Report a security issue
If you believe you have found a vulnerability, please email standslyai@gmail.com with subject line “Security report”. Include steps to reproduce and any proof-of-concept. We will acknowledge receipt within two business days and work with you on responsible disclosure.
Please do not publicly disclose issues before we have had a reasonable chance to remediate.
Enterprise requests
Need a DPA, security questionnaire, or detailed whitepaper for procurement?

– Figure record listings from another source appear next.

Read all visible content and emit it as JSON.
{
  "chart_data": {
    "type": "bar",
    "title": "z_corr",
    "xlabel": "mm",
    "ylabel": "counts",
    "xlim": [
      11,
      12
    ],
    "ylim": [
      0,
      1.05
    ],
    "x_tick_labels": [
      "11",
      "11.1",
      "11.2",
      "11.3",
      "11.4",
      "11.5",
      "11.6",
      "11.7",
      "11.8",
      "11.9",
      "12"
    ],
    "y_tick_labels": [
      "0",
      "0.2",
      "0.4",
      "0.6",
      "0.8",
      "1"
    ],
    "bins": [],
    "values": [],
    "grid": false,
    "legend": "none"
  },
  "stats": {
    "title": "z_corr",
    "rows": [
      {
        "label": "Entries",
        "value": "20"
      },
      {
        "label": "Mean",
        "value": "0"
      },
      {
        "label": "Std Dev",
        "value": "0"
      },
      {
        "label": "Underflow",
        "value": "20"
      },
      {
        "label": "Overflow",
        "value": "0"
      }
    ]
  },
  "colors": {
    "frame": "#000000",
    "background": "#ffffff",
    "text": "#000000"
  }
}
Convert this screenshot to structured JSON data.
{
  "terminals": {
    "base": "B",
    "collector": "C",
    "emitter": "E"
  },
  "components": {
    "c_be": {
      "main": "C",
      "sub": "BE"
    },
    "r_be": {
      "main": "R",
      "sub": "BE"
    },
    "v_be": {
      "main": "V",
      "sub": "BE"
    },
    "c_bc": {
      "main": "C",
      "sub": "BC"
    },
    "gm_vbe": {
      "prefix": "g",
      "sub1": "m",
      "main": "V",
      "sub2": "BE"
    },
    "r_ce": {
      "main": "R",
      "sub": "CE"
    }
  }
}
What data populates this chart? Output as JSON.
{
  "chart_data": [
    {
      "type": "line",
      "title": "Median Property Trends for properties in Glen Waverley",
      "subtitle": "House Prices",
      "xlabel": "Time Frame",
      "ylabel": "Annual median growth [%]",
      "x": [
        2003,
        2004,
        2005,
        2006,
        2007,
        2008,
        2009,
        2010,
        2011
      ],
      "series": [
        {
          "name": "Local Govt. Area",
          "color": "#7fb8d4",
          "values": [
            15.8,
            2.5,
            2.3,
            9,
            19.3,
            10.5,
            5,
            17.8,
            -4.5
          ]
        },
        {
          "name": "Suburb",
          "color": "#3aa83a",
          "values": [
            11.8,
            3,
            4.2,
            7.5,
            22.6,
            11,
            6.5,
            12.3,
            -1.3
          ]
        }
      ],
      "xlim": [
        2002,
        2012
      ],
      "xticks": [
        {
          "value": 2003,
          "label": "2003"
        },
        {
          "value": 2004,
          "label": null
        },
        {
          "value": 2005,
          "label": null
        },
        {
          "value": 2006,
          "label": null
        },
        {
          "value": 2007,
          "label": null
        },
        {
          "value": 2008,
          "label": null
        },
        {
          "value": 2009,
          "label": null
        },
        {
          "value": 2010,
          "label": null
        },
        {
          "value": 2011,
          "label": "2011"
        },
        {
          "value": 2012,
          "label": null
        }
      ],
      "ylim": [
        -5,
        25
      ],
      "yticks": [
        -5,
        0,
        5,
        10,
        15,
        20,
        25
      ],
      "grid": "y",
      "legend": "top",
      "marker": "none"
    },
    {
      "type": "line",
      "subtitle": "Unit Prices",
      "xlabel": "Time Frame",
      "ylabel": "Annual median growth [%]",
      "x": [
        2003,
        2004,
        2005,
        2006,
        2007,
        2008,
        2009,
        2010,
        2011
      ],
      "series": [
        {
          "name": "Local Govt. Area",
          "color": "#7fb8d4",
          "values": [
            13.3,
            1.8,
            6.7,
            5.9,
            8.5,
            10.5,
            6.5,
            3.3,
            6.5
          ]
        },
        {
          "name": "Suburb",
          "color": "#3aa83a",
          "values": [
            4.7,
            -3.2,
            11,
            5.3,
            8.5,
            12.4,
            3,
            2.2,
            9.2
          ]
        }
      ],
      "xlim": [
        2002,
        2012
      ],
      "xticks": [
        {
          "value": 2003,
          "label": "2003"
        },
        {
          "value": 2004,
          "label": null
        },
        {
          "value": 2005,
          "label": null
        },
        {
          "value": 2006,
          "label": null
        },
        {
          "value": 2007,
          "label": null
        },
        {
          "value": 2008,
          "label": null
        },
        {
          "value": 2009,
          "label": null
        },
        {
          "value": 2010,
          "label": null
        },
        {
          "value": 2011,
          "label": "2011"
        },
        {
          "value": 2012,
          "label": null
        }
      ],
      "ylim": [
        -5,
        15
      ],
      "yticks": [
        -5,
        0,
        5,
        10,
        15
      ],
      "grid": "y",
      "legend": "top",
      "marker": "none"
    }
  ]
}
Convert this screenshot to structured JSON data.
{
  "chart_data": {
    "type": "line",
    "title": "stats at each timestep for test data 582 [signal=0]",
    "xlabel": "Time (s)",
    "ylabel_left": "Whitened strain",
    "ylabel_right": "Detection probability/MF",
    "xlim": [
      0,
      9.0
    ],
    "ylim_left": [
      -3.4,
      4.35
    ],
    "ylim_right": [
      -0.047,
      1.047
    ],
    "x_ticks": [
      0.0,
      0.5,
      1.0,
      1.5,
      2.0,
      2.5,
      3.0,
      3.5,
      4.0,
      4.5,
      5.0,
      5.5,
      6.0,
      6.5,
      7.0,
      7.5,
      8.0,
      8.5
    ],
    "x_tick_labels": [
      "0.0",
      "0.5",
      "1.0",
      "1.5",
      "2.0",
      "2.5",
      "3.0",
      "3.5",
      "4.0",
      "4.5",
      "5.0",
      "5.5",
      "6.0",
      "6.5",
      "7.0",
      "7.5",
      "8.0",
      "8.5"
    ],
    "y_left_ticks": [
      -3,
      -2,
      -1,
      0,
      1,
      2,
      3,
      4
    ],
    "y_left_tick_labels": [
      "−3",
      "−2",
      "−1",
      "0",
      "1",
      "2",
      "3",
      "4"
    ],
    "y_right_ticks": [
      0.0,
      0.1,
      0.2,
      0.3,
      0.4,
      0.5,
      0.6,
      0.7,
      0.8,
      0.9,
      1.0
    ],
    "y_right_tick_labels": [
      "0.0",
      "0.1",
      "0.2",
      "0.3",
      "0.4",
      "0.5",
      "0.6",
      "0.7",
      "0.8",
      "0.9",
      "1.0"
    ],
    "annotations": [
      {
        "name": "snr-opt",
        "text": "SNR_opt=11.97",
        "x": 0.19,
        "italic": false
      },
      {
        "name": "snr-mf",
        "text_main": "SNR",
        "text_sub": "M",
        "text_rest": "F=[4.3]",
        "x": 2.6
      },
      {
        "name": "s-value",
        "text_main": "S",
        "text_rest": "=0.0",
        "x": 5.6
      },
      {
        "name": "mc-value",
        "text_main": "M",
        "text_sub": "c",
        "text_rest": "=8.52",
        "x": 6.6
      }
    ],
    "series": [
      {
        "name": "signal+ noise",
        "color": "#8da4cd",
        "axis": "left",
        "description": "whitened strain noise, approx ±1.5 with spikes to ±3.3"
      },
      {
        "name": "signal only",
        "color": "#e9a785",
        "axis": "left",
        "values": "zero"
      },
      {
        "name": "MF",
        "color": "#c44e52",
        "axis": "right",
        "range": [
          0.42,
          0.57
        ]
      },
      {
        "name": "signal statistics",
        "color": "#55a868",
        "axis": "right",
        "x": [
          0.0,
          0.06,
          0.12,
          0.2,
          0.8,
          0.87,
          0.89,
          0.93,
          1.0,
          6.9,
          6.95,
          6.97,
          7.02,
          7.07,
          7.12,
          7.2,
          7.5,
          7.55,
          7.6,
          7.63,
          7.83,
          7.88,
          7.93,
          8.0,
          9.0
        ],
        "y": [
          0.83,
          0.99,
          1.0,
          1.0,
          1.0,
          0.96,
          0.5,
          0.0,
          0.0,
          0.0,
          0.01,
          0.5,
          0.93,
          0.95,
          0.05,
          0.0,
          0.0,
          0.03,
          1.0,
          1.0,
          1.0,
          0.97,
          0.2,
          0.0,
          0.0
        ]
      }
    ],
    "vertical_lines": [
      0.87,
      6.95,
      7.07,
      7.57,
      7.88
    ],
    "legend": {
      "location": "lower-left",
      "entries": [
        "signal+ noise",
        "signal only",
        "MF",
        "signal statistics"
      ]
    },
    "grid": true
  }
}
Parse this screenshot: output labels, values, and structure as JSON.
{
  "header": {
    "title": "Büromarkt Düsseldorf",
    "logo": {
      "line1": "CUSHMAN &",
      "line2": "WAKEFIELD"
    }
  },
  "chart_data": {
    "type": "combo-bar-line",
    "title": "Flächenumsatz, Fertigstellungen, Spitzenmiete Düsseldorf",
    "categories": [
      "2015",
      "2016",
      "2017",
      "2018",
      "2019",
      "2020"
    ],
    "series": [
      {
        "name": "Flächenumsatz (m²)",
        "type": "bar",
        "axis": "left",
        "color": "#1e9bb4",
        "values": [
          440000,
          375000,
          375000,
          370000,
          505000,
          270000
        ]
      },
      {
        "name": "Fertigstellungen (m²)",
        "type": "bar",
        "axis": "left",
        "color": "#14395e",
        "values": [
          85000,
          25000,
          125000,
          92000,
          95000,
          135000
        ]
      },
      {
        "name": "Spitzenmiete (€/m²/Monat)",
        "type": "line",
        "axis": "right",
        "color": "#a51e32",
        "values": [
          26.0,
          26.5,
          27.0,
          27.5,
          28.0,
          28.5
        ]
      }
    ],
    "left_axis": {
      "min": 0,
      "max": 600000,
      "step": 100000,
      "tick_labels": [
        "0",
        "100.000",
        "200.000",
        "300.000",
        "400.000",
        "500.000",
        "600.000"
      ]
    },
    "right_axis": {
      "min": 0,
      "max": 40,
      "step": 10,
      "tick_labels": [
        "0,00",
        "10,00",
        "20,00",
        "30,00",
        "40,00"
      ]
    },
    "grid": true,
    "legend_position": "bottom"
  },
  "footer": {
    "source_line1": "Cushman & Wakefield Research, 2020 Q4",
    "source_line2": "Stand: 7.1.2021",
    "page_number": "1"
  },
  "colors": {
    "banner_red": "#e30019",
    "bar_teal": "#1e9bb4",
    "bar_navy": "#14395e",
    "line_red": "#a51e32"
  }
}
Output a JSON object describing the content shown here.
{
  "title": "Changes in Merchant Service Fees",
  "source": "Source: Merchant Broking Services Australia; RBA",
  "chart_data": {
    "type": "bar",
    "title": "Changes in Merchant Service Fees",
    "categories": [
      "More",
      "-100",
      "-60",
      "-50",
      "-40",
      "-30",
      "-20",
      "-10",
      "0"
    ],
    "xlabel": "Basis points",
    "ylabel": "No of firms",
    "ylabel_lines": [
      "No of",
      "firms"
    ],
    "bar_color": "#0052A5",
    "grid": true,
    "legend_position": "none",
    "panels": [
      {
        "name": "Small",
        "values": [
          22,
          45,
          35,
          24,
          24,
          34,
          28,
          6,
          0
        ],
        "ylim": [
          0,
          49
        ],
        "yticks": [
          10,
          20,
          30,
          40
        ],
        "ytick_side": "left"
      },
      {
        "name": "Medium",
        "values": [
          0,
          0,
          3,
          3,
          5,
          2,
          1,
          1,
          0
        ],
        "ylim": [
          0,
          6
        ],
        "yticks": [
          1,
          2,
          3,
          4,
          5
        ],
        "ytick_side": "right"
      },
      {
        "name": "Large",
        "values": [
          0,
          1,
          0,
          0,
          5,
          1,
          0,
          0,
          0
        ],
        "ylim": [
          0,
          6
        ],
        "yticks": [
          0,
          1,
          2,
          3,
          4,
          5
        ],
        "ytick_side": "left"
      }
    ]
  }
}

Email standslyai@gmail.com with your company name and timeline. Formal artifacts are available on request; we are not SOC 2 certified today.
Transparency notes
- Security posture is actively verified through wave-based production probes; not every control has completed production sign-off yet.
- Standsly is not SOC 2 or ISO 27001 certified today. Enterprise compliance artifacts (DPA, formal whitepaper) are available on request.
- No system is perfectly secure. Report concerns to our security contact — we treat responsible disclosure seriously.